Plenty of research suggests that spending and money habits are formed at a very early age — as young as seven. The better job we do of educating our children on financial responsibility, the more likely they will be to make better financial choices later in life.
Schools have begun to play a role in this, with many states integrating financial literacy classes into their curriculum. See how your state stacks up here.
Outside school, there are plenty of things parents can do at home. Here are a few ideas:
1. Keep it simple and age-appropriate. No need to make money scary or boring.
2. Start with counting money. For the littlest ones, the most logical place to start is with actual money. Teach them about pennies, nickels, dimes, quarters and dollars. Let them count the money for you — out loud — at vending machines and the grocery store.
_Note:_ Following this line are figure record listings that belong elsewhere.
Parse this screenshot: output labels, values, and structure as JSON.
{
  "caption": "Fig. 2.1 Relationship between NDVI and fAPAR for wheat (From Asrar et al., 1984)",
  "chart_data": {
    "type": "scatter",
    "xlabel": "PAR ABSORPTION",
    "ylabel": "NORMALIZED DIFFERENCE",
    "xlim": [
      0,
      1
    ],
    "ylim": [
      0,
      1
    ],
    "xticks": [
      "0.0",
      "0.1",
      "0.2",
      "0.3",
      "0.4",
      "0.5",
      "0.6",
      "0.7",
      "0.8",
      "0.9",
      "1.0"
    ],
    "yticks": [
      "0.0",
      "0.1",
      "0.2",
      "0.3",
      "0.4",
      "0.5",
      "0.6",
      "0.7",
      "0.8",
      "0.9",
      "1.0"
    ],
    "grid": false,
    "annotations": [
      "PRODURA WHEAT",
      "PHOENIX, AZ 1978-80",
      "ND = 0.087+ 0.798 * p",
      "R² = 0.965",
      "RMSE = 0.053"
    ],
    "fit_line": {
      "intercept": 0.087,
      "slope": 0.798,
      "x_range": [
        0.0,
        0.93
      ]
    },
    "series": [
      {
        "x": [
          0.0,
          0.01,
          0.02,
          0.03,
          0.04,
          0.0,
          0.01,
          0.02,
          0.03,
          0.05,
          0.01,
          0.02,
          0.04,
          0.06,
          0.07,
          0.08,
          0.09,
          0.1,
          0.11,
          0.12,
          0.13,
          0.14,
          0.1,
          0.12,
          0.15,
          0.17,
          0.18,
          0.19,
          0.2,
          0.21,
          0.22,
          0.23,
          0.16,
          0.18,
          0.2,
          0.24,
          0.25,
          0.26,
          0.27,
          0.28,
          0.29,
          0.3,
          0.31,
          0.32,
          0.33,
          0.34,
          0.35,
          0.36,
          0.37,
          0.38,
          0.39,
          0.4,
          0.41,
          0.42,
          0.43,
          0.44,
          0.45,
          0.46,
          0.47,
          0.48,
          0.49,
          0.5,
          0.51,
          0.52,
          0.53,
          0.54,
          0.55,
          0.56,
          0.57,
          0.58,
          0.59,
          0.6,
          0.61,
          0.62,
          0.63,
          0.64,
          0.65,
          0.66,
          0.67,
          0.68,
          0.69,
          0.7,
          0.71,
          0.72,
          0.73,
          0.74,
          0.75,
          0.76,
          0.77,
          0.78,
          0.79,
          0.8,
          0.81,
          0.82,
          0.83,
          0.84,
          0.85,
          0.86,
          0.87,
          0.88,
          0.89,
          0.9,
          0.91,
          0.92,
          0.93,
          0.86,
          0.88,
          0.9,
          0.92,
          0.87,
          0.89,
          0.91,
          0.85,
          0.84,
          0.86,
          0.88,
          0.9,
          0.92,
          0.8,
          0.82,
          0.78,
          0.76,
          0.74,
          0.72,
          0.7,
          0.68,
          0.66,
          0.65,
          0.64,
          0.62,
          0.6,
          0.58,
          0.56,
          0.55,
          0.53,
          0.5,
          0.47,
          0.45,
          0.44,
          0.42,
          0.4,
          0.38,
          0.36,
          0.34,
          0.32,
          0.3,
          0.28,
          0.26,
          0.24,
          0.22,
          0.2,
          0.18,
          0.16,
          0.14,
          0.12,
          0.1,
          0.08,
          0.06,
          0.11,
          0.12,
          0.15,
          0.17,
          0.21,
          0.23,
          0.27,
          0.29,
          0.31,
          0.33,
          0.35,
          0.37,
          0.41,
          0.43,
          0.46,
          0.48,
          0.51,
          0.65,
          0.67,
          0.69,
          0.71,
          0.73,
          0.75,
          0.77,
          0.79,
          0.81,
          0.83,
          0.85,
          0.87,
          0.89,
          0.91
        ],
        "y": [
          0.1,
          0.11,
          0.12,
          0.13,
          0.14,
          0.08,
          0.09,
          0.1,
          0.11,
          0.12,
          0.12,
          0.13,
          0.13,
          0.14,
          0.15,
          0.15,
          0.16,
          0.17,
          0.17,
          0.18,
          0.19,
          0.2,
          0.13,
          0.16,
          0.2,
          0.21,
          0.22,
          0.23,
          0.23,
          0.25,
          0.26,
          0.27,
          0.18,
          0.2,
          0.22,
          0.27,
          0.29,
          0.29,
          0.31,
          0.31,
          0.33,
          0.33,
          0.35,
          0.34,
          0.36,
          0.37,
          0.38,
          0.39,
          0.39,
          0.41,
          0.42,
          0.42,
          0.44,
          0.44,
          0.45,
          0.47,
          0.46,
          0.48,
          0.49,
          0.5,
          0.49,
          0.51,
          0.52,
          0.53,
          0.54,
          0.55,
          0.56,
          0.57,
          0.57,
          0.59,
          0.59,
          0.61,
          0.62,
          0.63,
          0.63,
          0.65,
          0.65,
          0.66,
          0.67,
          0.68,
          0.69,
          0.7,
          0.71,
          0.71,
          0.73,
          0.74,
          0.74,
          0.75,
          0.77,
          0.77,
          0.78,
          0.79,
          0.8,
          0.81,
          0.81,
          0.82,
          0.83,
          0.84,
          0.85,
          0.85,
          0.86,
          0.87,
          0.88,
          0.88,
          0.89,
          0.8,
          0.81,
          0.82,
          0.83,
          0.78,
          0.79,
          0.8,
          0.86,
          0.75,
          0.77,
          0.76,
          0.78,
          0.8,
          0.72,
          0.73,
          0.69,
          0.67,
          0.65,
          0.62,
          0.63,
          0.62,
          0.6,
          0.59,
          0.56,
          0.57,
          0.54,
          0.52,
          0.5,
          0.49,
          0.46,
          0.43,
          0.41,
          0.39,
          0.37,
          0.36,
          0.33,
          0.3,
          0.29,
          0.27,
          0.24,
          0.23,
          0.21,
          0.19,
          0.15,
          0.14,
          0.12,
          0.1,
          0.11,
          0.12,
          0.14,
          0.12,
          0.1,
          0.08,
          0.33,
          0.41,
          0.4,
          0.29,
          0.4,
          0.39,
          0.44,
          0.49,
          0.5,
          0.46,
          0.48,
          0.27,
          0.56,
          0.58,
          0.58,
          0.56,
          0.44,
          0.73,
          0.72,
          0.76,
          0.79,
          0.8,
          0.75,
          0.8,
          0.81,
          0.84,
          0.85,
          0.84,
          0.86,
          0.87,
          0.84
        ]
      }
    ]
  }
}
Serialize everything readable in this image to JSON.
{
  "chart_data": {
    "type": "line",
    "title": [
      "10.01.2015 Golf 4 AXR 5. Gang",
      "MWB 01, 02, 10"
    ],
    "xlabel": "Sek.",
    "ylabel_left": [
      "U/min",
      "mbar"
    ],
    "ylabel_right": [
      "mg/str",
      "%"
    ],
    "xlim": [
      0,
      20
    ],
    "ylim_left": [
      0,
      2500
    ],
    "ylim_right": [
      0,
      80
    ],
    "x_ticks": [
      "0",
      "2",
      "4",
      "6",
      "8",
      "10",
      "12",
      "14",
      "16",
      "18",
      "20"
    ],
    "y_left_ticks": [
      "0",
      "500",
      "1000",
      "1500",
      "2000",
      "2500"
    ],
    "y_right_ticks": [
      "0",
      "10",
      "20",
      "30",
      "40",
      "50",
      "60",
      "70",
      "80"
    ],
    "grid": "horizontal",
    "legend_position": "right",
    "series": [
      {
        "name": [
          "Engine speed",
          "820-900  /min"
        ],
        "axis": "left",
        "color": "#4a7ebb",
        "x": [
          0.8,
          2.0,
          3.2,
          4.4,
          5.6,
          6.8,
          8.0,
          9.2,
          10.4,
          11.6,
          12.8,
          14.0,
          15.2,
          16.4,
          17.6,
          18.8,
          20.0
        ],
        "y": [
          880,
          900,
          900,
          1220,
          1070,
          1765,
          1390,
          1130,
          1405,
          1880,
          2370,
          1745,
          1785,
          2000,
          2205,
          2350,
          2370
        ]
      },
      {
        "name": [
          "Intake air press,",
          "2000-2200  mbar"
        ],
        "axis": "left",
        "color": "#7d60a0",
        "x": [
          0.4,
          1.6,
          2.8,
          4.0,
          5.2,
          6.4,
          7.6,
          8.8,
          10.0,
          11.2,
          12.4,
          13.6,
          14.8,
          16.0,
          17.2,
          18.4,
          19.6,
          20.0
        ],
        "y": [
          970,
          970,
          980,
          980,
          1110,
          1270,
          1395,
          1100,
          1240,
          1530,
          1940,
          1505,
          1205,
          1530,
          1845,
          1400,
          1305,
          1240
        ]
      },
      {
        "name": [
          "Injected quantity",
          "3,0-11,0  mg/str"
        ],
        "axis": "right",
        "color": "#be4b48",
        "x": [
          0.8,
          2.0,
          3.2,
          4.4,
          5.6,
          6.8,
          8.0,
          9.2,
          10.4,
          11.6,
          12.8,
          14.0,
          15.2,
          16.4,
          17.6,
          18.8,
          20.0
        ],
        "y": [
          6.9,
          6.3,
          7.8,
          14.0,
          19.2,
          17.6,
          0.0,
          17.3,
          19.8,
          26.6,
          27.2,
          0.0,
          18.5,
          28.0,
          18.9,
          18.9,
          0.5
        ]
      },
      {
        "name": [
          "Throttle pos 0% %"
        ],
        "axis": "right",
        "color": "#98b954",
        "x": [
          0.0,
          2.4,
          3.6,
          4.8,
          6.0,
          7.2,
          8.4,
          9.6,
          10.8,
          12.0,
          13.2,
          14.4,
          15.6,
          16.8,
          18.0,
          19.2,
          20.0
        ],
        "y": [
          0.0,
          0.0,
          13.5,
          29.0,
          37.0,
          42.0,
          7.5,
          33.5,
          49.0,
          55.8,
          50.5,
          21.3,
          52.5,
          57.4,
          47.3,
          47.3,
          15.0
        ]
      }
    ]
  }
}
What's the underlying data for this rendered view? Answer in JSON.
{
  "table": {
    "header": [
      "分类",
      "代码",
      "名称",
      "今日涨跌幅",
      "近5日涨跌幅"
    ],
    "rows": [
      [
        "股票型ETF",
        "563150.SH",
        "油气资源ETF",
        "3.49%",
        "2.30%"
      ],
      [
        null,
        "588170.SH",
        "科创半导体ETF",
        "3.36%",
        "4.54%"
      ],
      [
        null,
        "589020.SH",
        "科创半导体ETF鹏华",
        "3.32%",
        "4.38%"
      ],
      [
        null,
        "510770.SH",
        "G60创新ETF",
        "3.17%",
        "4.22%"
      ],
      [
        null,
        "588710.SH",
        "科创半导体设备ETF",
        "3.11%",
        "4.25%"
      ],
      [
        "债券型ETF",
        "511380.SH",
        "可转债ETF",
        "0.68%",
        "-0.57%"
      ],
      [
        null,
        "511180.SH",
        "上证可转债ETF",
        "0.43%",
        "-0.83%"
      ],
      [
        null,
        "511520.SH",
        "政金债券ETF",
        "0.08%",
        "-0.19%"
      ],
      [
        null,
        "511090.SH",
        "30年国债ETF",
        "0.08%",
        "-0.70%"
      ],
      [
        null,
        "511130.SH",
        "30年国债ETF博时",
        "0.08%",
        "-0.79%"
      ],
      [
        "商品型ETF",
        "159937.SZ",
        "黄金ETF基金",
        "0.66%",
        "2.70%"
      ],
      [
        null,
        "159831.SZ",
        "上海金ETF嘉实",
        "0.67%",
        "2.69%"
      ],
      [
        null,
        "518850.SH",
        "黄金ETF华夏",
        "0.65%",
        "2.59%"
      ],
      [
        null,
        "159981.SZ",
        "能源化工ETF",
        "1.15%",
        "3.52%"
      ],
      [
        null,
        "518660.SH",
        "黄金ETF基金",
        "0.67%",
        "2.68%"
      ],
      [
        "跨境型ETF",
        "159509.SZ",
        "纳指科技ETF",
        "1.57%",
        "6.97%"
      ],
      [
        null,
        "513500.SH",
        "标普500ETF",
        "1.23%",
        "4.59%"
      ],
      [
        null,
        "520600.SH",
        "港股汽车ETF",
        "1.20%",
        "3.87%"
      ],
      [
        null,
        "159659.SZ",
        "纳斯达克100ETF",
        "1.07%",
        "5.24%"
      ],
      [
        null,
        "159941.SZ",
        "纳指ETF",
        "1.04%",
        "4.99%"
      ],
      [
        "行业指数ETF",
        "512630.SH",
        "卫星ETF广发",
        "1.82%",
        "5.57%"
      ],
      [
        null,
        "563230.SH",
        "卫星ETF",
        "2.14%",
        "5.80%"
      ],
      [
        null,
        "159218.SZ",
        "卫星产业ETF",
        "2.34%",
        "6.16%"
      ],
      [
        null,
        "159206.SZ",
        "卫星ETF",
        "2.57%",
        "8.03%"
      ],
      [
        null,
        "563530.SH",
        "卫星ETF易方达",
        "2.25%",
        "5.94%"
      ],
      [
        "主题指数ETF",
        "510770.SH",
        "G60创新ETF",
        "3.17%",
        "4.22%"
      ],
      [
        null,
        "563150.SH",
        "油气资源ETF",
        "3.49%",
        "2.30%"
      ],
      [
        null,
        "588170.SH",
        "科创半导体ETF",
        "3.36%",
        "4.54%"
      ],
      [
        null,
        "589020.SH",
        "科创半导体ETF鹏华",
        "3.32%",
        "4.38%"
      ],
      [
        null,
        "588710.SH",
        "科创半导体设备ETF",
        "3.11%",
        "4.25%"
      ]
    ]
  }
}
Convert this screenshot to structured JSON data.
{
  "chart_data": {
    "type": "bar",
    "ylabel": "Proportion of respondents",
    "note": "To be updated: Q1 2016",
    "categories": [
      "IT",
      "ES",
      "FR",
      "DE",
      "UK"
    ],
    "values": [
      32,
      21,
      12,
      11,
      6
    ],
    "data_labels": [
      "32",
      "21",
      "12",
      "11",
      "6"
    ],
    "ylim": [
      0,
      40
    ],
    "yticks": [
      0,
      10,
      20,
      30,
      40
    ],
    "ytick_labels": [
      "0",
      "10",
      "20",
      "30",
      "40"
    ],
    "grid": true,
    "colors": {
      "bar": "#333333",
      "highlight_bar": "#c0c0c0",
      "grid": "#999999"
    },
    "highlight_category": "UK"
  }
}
3. Use their allowance. Take some of the discretionary spending you put aside for them and give it directly to them to spend as they want. Help them understand smart budgeting.
4. Teach about “Spend, Save, Share.” I like this phrase — kids get it. They get to spend some of their allowance, save a part of it and share some of it with a place of worship, charity or cause of their choosing.
5. Teach about wants and needs. It can be tough to help kids distinguish, but it’s important to help them learn the difference between wants and needs.
6. Be a role model. Let kids learn from your actions by being a smart spender yourself. Talk about how you budget and how you allow yourself the occasional treat.
7. Allow for extra earning. Outside jobs like babysitting, yard work, pet walking and other helpful tasks jump starts kids’ work ethic by allowing them to earn a little extra cash. They’ll learn the connection between work and pay, and they’ll feel the benefits of being helpful.
8. Show the wisdom of saving. Let them see how interest allows savings to grow. Teach them about compound interest, a potent motivator to save.
9. Show them the goodness of giving. Help them decide on a way to share their money in good and helpful ways. A small amount to an animal shelter, say, or to a children’s hospital can teach as much about compassion as it does economics.
10. Be patient. Kids will make financial mistakes. We adults certainly have done so; why wouldn’t they? And rest assured, running out of money will be a lesson they won’t soon forget.
The more “hands-on” experiences kids have with money and the more they see us handling money wisely, the better their chances of being smart money managers when they’re older.
How do you help your children learn about money?